How can I modify this circuit to sequentially turn on LEDs in parallel, while avoiding voltage drops?
1 = 1 Red LED
2 = 2 Red LEDs
3 = 3 Red LEDs
4 = 4 Red LEDs
5 = 5 Yellow LEDs
6 = 6 Yellow LEDs
7 = 7 Yellow LEDs
8 = 8 Yellow LEDs
9 = 9 Blue LEDs
10 = 10 Blue LEDs
11 = 11 Blue LEDs
12 = 12 Blue LEDs
Since there will be a voltage drop across the diodes, the LEDs at the start of the chain will get progressively dimmer, and increasing the voltage would blow the LEDs in shorter chains.
One modification I know I could already make would be to not use the first 4 diodes on the yellow LEDs, and the first 8 diodes on the red LEDs, as a minimum of 5 yellows and 9 blue will be active for each position. This still leaves a maximum of 3 diodes in each chain, which I still think would cause the lights to be much dimmer.
Another solution I can think of is to have multiple wires coming from each terminal of the switch, each with their own diode, which would ensure all active LEDs had the same brightness (I'm not sure if this would cause the whole chain to be dimmer than shorter chains or not).
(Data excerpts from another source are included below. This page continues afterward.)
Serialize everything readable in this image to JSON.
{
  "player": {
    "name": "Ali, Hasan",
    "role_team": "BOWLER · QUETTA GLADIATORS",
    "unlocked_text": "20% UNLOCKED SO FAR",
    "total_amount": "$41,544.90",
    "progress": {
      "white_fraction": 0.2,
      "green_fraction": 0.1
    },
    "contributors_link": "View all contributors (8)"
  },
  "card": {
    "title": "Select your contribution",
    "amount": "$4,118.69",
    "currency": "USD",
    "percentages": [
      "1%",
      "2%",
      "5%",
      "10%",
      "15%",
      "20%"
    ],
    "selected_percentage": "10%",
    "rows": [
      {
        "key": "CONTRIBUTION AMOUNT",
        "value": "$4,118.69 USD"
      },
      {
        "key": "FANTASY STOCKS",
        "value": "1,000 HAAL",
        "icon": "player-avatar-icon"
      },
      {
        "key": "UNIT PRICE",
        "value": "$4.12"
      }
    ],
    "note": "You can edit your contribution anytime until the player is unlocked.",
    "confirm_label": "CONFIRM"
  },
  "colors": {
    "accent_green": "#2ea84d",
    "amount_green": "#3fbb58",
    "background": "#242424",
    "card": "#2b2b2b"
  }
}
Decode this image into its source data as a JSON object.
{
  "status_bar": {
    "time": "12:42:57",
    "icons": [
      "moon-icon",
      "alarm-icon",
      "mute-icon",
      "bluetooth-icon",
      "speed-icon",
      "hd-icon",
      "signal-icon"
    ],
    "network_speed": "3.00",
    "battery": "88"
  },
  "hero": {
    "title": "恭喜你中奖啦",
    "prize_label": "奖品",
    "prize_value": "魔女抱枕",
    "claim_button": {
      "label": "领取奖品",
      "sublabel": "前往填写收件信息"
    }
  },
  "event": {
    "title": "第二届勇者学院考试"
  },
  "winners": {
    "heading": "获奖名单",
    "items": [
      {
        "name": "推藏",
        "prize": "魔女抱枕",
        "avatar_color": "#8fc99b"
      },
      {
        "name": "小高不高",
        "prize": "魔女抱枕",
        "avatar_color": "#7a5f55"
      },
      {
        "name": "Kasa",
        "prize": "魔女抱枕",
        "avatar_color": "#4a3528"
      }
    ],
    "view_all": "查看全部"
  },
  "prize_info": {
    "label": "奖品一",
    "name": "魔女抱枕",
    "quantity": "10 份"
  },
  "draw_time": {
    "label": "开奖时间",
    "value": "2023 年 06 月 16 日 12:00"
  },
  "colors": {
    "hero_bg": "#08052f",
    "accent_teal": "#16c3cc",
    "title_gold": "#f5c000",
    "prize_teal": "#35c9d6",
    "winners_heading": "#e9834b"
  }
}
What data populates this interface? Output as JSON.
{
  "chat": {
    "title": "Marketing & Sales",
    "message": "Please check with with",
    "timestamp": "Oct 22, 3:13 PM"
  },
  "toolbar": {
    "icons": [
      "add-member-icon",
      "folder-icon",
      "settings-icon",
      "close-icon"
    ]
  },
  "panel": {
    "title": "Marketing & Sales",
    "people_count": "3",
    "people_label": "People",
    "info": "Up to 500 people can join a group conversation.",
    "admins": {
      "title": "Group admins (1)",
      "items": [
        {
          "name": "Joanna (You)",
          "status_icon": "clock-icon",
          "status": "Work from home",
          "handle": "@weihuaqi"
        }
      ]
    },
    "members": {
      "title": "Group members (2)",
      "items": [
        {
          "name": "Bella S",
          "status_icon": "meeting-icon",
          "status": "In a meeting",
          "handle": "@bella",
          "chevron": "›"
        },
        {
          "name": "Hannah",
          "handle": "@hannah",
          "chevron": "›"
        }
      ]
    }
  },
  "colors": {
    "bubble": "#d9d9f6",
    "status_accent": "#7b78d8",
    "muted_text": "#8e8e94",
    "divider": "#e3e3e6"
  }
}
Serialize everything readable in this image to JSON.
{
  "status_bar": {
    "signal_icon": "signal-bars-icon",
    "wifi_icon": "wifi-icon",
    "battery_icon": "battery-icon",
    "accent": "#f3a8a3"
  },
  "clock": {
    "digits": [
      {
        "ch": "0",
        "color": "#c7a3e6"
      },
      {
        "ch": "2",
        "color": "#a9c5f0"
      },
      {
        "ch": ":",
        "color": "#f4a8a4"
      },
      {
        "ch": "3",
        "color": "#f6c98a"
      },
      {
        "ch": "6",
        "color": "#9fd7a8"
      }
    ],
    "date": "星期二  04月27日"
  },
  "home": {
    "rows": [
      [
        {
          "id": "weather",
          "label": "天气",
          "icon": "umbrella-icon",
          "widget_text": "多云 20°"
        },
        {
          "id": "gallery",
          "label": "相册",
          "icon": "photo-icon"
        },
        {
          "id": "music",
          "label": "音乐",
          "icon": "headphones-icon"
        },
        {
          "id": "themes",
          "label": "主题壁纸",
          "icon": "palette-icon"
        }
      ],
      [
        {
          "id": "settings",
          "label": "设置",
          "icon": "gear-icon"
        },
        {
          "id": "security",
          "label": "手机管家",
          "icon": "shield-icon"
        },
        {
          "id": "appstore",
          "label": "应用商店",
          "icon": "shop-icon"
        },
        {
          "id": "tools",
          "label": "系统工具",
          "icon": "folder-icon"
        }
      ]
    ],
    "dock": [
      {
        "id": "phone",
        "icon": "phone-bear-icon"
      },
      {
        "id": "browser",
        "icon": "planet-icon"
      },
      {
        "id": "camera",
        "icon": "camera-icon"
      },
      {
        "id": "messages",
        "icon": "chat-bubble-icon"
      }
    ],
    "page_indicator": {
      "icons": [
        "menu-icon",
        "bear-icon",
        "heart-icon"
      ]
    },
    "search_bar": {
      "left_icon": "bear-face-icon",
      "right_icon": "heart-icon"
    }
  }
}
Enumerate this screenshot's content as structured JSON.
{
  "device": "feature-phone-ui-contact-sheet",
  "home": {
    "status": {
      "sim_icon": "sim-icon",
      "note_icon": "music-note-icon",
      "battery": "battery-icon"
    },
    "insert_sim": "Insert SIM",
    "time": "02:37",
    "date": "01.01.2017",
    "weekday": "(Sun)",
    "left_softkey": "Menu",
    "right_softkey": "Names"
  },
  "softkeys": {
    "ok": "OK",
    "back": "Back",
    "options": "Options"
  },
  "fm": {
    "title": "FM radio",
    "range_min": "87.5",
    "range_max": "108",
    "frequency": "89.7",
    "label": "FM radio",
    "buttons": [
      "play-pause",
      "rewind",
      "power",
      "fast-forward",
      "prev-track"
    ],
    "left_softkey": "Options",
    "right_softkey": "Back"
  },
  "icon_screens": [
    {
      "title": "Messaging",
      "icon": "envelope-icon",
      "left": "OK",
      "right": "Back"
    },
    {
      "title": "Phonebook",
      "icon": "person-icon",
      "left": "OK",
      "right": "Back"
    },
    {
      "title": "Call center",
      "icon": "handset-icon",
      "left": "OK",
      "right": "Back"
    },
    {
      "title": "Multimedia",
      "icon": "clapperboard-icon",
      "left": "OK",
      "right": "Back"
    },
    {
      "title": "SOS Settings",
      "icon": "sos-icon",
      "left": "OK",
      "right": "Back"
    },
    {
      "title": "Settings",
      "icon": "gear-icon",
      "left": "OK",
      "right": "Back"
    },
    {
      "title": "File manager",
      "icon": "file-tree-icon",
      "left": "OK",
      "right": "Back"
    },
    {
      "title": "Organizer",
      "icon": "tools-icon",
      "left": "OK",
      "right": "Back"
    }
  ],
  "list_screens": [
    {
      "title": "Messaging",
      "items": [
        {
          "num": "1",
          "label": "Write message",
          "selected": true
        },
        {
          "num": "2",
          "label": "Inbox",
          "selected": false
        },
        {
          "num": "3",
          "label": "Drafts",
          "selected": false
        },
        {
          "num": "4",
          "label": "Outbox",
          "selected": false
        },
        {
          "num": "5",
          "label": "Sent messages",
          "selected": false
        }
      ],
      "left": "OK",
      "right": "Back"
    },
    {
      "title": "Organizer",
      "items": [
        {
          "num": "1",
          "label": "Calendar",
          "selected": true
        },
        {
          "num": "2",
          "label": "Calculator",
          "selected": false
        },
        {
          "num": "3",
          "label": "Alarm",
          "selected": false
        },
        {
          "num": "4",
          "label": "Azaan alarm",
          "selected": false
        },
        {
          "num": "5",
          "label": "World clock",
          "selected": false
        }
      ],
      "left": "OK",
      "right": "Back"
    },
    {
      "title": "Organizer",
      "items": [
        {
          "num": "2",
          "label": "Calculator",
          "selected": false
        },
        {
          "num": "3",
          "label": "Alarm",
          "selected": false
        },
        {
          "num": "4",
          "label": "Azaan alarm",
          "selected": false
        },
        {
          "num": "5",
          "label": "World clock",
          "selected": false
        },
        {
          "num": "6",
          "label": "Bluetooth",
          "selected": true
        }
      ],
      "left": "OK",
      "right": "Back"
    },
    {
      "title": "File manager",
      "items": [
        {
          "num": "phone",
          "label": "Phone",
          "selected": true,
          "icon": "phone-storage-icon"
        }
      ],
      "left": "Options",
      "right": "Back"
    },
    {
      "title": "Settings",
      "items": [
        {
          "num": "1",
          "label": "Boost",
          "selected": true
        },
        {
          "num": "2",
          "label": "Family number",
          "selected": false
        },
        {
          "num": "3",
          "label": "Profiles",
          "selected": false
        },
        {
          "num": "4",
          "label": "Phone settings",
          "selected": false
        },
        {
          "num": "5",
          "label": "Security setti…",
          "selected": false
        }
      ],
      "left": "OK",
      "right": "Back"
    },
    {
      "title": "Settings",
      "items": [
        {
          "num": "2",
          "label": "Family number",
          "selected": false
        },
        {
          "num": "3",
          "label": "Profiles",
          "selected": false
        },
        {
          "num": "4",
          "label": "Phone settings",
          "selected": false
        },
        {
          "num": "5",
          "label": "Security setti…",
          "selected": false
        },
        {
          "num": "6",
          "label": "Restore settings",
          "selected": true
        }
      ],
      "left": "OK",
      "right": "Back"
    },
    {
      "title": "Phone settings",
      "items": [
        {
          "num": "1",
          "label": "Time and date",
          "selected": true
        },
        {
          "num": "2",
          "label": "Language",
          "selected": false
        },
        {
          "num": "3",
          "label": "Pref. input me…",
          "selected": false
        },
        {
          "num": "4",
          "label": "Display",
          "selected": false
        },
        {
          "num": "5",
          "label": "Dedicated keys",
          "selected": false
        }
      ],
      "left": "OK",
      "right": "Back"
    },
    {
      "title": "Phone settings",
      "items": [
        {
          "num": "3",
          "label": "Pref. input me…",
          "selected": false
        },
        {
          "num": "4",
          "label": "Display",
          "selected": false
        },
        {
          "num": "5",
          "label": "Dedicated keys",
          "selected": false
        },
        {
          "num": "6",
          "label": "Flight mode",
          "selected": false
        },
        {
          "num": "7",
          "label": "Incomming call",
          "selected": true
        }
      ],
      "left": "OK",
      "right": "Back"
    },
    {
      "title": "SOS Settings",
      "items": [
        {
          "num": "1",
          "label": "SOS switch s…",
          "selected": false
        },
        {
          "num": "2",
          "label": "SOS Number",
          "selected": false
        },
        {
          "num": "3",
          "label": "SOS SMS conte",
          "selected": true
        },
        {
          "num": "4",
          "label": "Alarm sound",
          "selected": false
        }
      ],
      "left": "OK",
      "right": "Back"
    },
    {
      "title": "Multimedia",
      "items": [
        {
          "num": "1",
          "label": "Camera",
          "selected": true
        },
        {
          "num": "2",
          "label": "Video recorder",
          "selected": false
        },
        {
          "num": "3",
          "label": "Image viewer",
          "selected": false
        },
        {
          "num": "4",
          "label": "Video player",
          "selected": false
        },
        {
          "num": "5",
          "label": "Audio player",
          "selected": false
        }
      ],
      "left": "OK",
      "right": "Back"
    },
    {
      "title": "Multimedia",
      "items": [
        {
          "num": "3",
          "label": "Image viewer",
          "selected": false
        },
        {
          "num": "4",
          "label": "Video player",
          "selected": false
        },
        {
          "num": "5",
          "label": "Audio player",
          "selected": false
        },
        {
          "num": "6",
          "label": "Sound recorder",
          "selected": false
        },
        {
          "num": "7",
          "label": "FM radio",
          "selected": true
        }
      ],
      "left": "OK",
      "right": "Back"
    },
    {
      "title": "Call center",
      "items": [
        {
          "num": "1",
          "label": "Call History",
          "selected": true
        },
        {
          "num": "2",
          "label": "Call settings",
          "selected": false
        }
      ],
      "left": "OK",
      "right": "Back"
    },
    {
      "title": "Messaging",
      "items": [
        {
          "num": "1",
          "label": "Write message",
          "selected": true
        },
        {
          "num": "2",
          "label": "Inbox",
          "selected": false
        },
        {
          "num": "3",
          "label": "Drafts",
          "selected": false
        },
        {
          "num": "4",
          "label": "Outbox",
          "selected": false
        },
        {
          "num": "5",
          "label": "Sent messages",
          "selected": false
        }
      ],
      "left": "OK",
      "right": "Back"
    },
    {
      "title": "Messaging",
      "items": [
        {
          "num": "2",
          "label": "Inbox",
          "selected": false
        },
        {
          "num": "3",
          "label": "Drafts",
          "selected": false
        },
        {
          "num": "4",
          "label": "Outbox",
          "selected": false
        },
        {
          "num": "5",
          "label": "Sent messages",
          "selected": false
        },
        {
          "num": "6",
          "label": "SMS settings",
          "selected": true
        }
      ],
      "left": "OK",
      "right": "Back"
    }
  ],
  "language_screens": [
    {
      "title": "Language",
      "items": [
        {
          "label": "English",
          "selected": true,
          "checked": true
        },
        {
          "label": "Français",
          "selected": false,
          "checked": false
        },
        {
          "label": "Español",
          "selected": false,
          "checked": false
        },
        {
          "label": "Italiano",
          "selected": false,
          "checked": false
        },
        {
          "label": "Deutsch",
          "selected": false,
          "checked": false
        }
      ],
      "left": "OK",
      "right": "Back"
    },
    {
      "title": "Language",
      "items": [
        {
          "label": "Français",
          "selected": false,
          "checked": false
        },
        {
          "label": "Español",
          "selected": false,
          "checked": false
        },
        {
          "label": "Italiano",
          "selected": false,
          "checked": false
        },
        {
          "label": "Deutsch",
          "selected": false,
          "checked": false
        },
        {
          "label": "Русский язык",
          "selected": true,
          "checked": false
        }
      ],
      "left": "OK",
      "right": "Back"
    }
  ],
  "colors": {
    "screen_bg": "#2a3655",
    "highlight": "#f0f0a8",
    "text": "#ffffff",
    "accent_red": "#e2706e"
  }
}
The downside is this would need 31 wires rather than 13, and that's only if I bridged together all the shortest LED chains of each sequence: individual wires for absolutely every position would mean 79 wires+diodes).
To put this in context, I want to create the health bar from Dead Space 3:
If you can suggest a way of improving the circuit, or totally re-designing it, it'd help me loads!